The Brutal Truth About Time Management No One Wants to Hear
A Priority Problem Disguised as a Time Problem
I used to wake up every single day convinced I needed more hours.
I believed that if I just had a couple of extra hours in the day,
I could finally get everything done, work on my projects,
and my life would magically come together.
The embarrassing truth was that I had plenty of time;
I was just using it poorly.
While complaining to a friend about being drowned in work
and needing 30-hour days,
he asked how many hours I had spent on my phone the previous day.
I guessed around an hour.
He had me check my screen time app, and it showed five hours.

I had spent five hours scrolling, watching random videos,
reading forgettable content, and playing games I didn’t even like.
I was stealing my own time and then complaining
I didn’t have enough of it. I didn’t have a time problem;
I had a priority problem disguised as a time problem.
You have the same number of hours in a day
as everyone who is successful.
They don’t get bonus time or a secret 25th hour.
The difference is a completely different mindset
about what time actually is:
- Most people think time is something outside of their control, like the weather.
- The mindset that changes everything is realizing that time isn’t something you have—it’s something you make. You create time by choosing what not to do.
The One-Week Tracking Experiment
To test this, I tracked everything I did for one week:
eating, working, scrolling, watching TV, and talking.
At the end of the week,
I realized I had spent literal hours on things that didn’t matter at all.
- I spent over an hour every morning just waking up and scrolling through my phone in bed. That amounted to 7 hours a week—almost a full workday of just scrolling.
- I spent hours watching shows I didn’t even like just because they were on.
- I engaged in hours of conversations that went nowhere.
- I constantly refreshed social media, hoping something life-changing would appear.
I also found hours when I was supposedly too busy
but was actually just procrastinating by taking extra steps.
Tasks like checking email first, organizing a desk,
or over-planning were just fancy ways of avoiding the actual work.
Treating Time Like Money
If someone asked to borrow money from you,
you would think about it.
You would ask what it is for and decide if it is worth the cost.

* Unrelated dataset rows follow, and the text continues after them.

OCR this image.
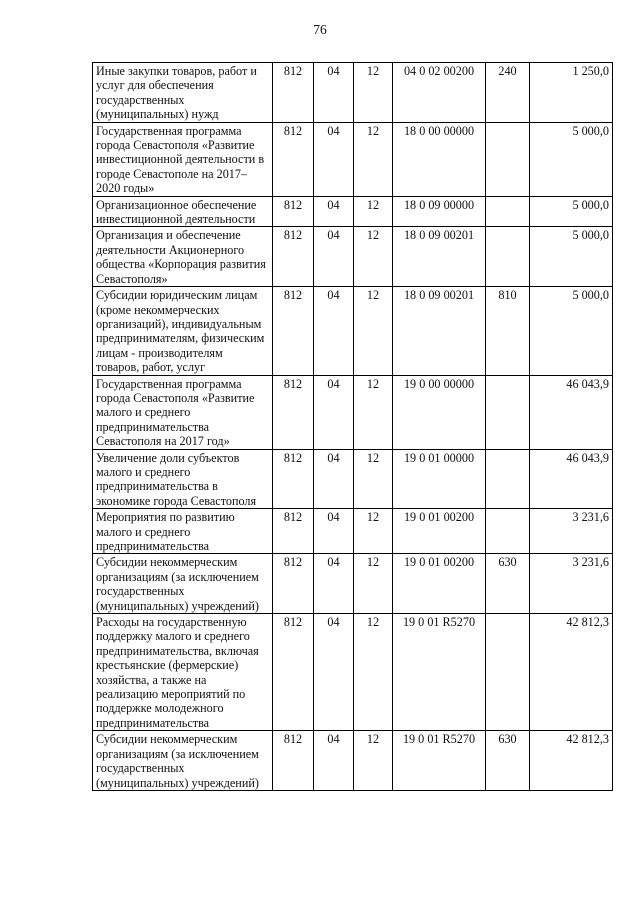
76
Иные закупки товаров, работ и услуг для обеспечения государственных (муниципальных) нужд	812	04	12	04 0 02 00200	240	1 250,0
Государственная программа города Севастополя «Развитие инвестиционной деятельности в городе Севастополе на 2017–2020 годы»	812	04	12	18 0 00 00000		5 000,0
Организационное обеспечение инвестиционной деятельности	812	04	12	18 0 09 00000		5 000,0
Организация и обеспечение деятельности Акционерного общества «Корпорация развития Севастополя»	812	04	12	18 0 09 00201		5 000,0
Субсидии юридическим лицам (кроме некоммерческих организаций), индивидуальным предпринимателям, физическим лицам - производителям товаров, работ, услуг	812	04	12	18 0 09 00201	810	5 000,0
Государственная программа города Севастополя «Развитие малого и среднего предпринимательства Севастополя на 2017 год»	812	04	12	19 0 00 00000		46 043,9
Увеличение доли субъектов малого и среднего предпринимательства в экономике города Севастополя	812	04	12	19 0 01 00000		46 043,9
Мероприятия по развитию малого и среднего предпринимательства	812	04	12	19 0 01 00200		3 231,6
Субсидии некоммерческим организациям (за исключением государственных (муниципальных) учреждений)	812	04	12	19 0 01 00200	630	3 231,6
Расходы на государственную поддержку малого и среднего предпринимательства, включая крестьянские (фермерские) хозяйства, а также на реализацию мероприятий по поддержке молодежного предпринимательства	812	04	12	19 0 01 R5270		42 812,3
Субсидии некоммерческим организациям (за исключением государственных (муниципальных) учреждений)	812	04	12	19 0 01 R5270	630	42 812,3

However, with time, we hand it out to anyone and anything.
We give a few hours to a mediocre TV show,
an entire evening to addictive social media apps,
or 30 minutes to a random person asking for five.
The necessary mindset shift is to treat everything that asks
for your time as if it were asking for your money.
Ask yourself:
- Would I pay money to scroll through social media for an hour?
- Would I pay money to watch this show I’m not enjoying?
- Would I pay money to have this conversation that is going nowhere?
If the answer is absolutely not, then you shouldn’t be paying
with your time, which is far more valuable than money.
Ask one brutal question for everything: Is this worth my life?
When you spend an hour on something,
you are spending a piece of your life you can never get back.
Most of the things done daily are not worth our lives;
we do them because they are easy or to avoid something harder.
Protecting your time like it is your most valuable asset
changes everything.
Implementing the Mindset Shift
Having the mindset is great, but applying it requires action.
- Define What Matters: Make a list of real goals, projects, relationships, and experiences you actually want and would regret not doing.
- Audit Your Calendar: Look at your week. Often, the important things are nowhere to be found, while the calendar is full of random obligations and time wasters.
- Flip the Script: Put the important stuff first. Schedule time for actual goals as if they are meetings you cannot miss. Everything else must fit around them, or it doesn’t happen.
Hoping time will magically appear while you fill your day
with everyone else’s priorities is what is truly crazy,
not scheduling time for your own projects.
The Results of Reclaiming Time
Within a month of making this shift, everything changed.
I finished a project I had been working on for months,
started working out consistently,
and learned a skill I had been putting off.
I actually had more free time than before
because I stopped wasting it on things that didn’t matter.
I wasn’t busier or working harder. I simply cut out the garbage:
- Cut out most social media.
- Stopped watching TV shows just because they were on.
- Said no to things that didn’t align with what I actually wanted.
The Challenge
Track your time for just one week.
Be completely honest and write down
what you actually do with your hours.
Then, ask yourself if that is how you want to spend your life.
Every hour is a piece of your existence that you are trading
for whatever you are doing in that moment.
Once you see where your time really goes, you cannot unsee it.
You will start making different choices, protecting your time,
and creating the life you actually want
instead of just letting life happen to you.
You don’t need more time; you just need to stop giving it away
to things that don’t matter.
Your time is your life—spend it as it matters.